We’re not turning this into a deterministic storyline: it’s not that Jesus was born in order to die; it’s not that John the Baptist was born just so he could be a martyr for the message. It’s not that their lives don’t matter. We know their lives do matter. Life and death and eternal life matter.
People—even Jesus and even John the Baptist—are born, and people live and die.
In the tradition of Godly Play tradition, the nativity scene stays out in the classroom, sitting on a shelf in a prominent place, all year round. The Holy Family is always present as a way to represent that the love of God is always there for us as a family, in all seasons. I’d love to show you the Holy Family, but my set of figures is pretty small and I don’t have a way to show them to you up close, so you’ll just have to come to a Godly Play class sometime. For now, just imagine in your mind a nativity scene.
The familiar characters are there—Mary, the mother; Joseph, the adoptive father; the non-biological family who were Magi and shepherds—they’re part of the Holy Family too. And there are sheep, inclusive of non-human family!
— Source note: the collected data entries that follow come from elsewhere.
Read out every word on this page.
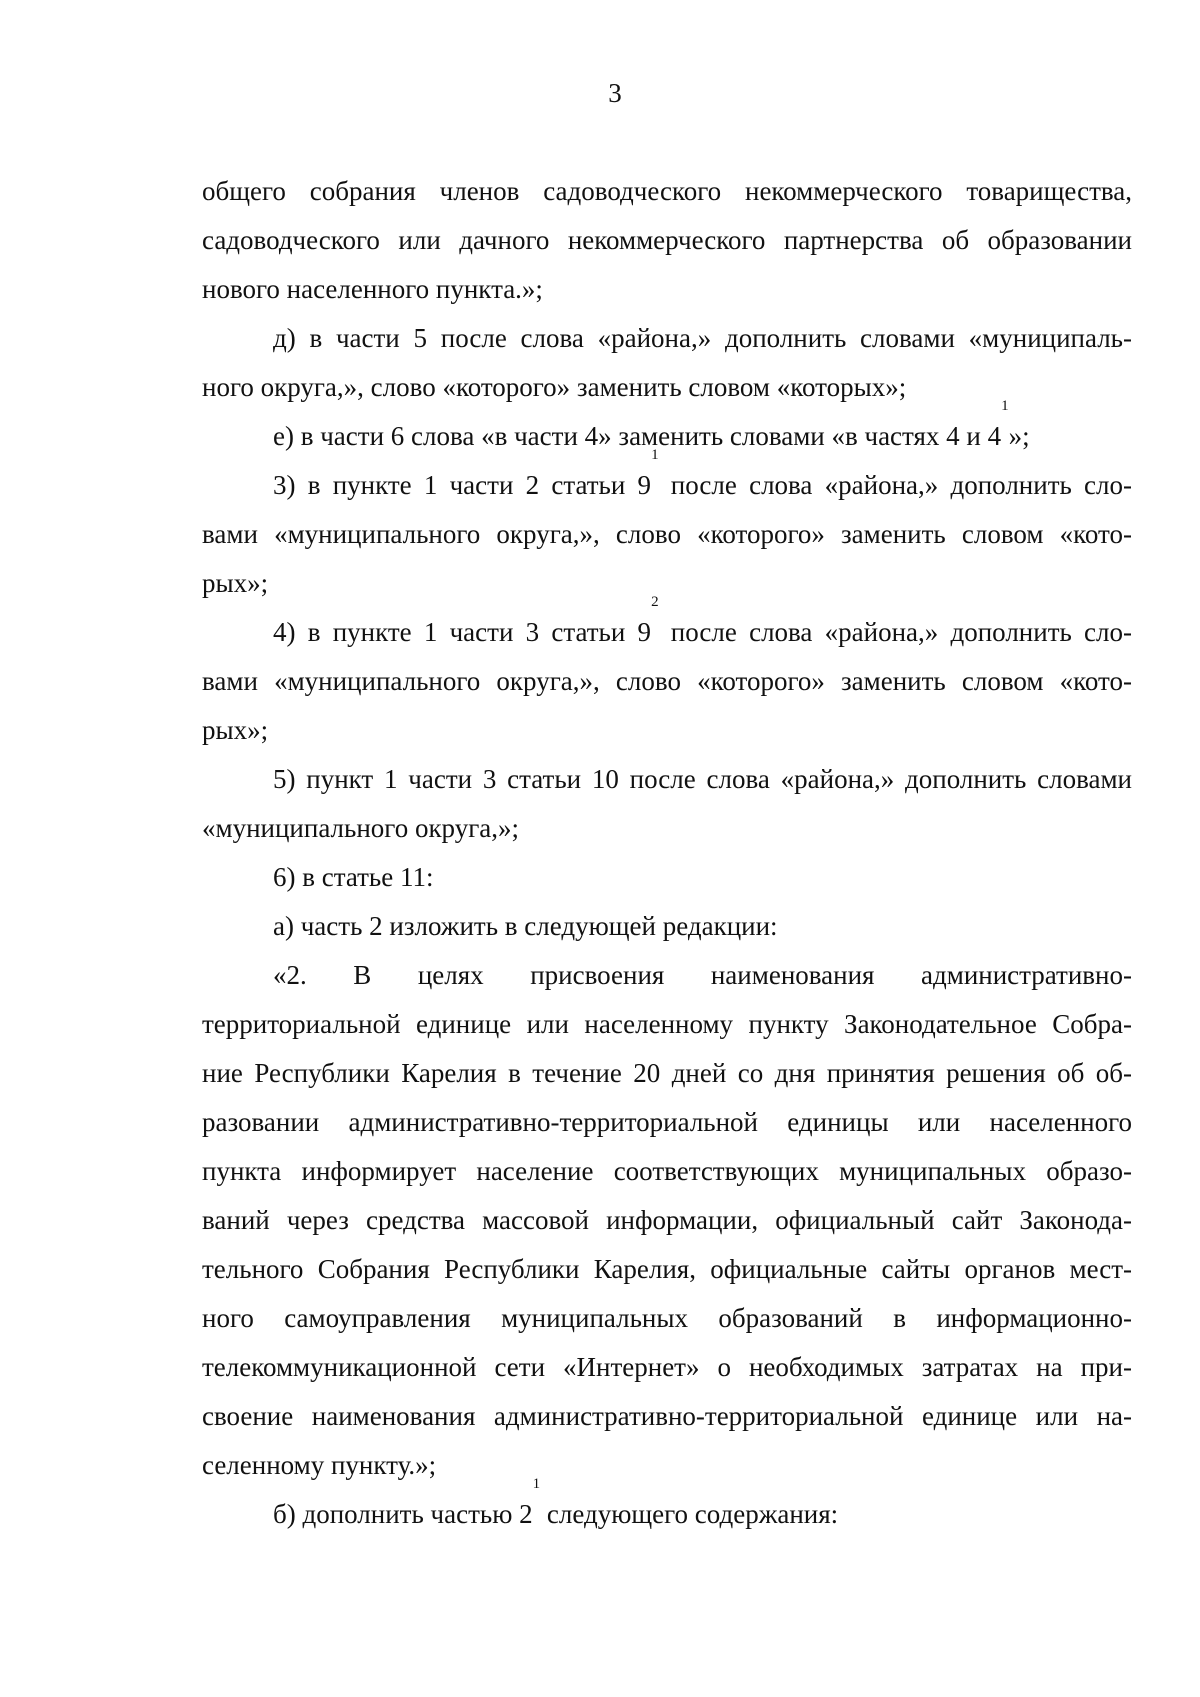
3
общего собрания членов садоводческого некоммерческого товарищества,
садоводческого или дачного некоммерческого партнерства об образовании
нового населенного пункта.»;
д) в части 5 после слова «района,» дополнить словами «муниципаль-
ного округа,», слово «которого» заменить словом «которых»;
е) в части 6 слова «в части 4» заменить словами «в частях 4 и $4^1$»;
3) в пункте 1 части 2 статьи $9^1$ после слова «района,» дополнить сло-
вами «муниципального округа,», слово «которого» заменить словом «кото-
рых»;
4) в пункте 1 части 3 статьи $9^2$ после слова «района,» дополнить сло-
вами «муниципального округа,», слово «которого» заменить словом «кото-
рых»;
5) пункт 1 части 3 статьи 10 после слова «района,» дополнить словами
«муниципального округа,»;
6) в статье 11:
а) часть 2 изложить в следующей редакции:
«2. В целях присвоения наименования административно-
территориальной единице или населенному пункту Законодательное Собра-
ние Республики Карелия в течение 20 дней со дня принятия решения об об-
разовании административно-территориальной единицы или населенного
пункта информирует население соответствующих муниципальных образо-
ваний через средства массовой информации, официальный сайт Законода-
тельного Собрания Республики Карелия, официальные сайты органов мест-
ного самоуправления муниципальных образований в информационно-
телекоммуникационной сети «Интернет» о необходимых затратах на при-
своение наименования административно-территориальной единице или на-
селенному пункту.»;
б) дополнить частью $2^1$ следующего содержания:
And the infant Jesus holds his arms outstretched, to give you a hug, to embrace humans with the love of God, and to give us a vision of the vulnerability the adult Jesus will encounter when his arms are nailed to the cross. The cross is part of the story of Jesus, and it’s there in the nativity scene too.
In the Godly Play guide, there are reasons for keeping the Holy Family present during the year—the story is always told at the beginning of the school year or the beginning of a program year, and the story is repeated anytime the liturgical color changes to reflect the change of the liturgical seasons. So sometimes the figures of the Holy Family are sitting on a white cloth, during the time of Christmas or Easter, or on what color during the time of Advent? Blue. Or like now, during ordinary time or this time after Pentecost—what’s the liturgical color now? Green. The Holy Family is for all seasons.
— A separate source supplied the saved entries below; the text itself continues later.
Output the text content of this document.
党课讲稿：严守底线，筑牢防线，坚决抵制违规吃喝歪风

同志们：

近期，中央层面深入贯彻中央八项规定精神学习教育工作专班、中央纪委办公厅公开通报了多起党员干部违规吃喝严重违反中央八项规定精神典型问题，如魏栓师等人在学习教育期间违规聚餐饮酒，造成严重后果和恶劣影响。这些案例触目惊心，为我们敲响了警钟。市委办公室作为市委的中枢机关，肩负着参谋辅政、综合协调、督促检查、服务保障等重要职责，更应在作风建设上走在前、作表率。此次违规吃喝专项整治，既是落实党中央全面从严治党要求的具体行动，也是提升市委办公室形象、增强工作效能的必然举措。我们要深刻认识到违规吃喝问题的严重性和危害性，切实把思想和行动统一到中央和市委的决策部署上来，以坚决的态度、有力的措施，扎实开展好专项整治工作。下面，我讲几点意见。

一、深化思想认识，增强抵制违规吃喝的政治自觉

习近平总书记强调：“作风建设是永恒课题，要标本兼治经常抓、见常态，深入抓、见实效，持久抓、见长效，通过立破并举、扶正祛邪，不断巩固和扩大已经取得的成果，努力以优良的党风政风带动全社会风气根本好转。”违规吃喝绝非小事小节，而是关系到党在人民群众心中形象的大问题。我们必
The Godly Play guide, prepared by Jerome Berryman, describes it this way:
“The Holy Family is the matrix—the Latin word for womb—out of which new life comes. This story is the story of the re-creation of the universe. Christ’s incarnation changes everything. Most especially, it changes the way we understand ourselves, each other, the Creator, and the created world around us.
“We find existential meaning in our lives, in the places into which we are born, through the network of relationships. The answer to life is not a propositional statement or verbal key. Instead of an answer, we find a home, every day, in the midst of this nest of relationships of love and creating.
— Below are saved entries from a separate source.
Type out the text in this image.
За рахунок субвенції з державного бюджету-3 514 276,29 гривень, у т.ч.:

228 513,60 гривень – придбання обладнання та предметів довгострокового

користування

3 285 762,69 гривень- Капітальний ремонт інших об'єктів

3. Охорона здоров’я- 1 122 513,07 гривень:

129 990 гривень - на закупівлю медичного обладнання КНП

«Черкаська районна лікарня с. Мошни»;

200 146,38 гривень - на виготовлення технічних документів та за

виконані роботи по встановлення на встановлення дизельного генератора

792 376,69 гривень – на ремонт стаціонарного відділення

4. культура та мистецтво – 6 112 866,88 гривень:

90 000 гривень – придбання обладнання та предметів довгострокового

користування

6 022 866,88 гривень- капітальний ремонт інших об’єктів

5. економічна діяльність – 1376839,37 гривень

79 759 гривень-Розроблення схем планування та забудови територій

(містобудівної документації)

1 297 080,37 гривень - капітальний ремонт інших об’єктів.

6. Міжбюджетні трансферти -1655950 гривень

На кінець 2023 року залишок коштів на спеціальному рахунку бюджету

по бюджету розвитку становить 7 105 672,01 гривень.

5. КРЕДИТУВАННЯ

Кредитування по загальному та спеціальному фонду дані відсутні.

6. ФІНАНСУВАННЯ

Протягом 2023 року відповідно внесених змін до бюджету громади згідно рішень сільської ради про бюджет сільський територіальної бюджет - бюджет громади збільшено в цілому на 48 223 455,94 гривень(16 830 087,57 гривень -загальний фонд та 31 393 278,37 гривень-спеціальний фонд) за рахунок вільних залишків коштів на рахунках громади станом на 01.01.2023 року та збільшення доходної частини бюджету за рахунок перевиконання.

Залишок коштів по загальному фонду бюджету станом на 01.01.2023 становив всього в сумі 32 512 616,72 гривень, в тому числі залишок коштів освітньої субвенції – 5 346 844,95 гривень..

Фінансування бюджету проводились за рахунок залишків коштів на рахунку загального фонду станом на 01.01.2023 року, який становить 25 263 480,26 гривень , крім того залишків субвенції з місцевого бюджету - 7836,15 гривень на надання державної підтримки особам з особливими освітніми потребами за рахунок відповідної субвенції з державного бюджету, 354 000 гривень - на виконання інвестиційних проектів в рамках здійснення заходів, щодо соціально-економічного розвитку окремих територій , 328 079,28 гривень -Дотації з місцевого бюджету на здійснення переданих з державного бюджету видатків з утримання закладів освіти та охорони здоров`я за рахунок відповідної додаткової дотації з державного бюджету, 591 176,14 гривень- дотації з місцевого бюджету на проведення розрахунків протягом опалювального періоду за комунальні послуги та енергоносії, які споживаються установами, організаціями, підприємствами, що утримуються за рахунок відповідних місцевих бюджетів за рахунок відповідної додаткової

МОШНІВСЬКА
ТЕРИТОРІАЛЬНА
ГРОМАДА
“The axis of life in the Christian tradition is birth-death-rebirth. The children begin to perceive this axis through the naming of the Holy Family and through the careful, respectful moving of the figures. …We, like the Holy Family, are invited to be co-creators in the biological, psychological, social, and spiritual spheres of life.”[1]
At Christmas, and even hearing the stories of people martyred for their faith, we are always proclaiming death and resurrection. Even a tragic death, like the horrifying story of John the Baptist’s death, is not the end of the story. We carry the hope of the resurrection with us always.
It doesn’t make sense but it is a mystery that is always being revealed to us through the grace of God. What is being made new, even now? What new hope is born in you today? What resurrection is being proclaimed? You have been made family through Jesus Christ.
Amen.
Pastor Cheryl
[1] Jerome Berryman, The Complete Guide to Godly Play, Volume 2, page 55-56.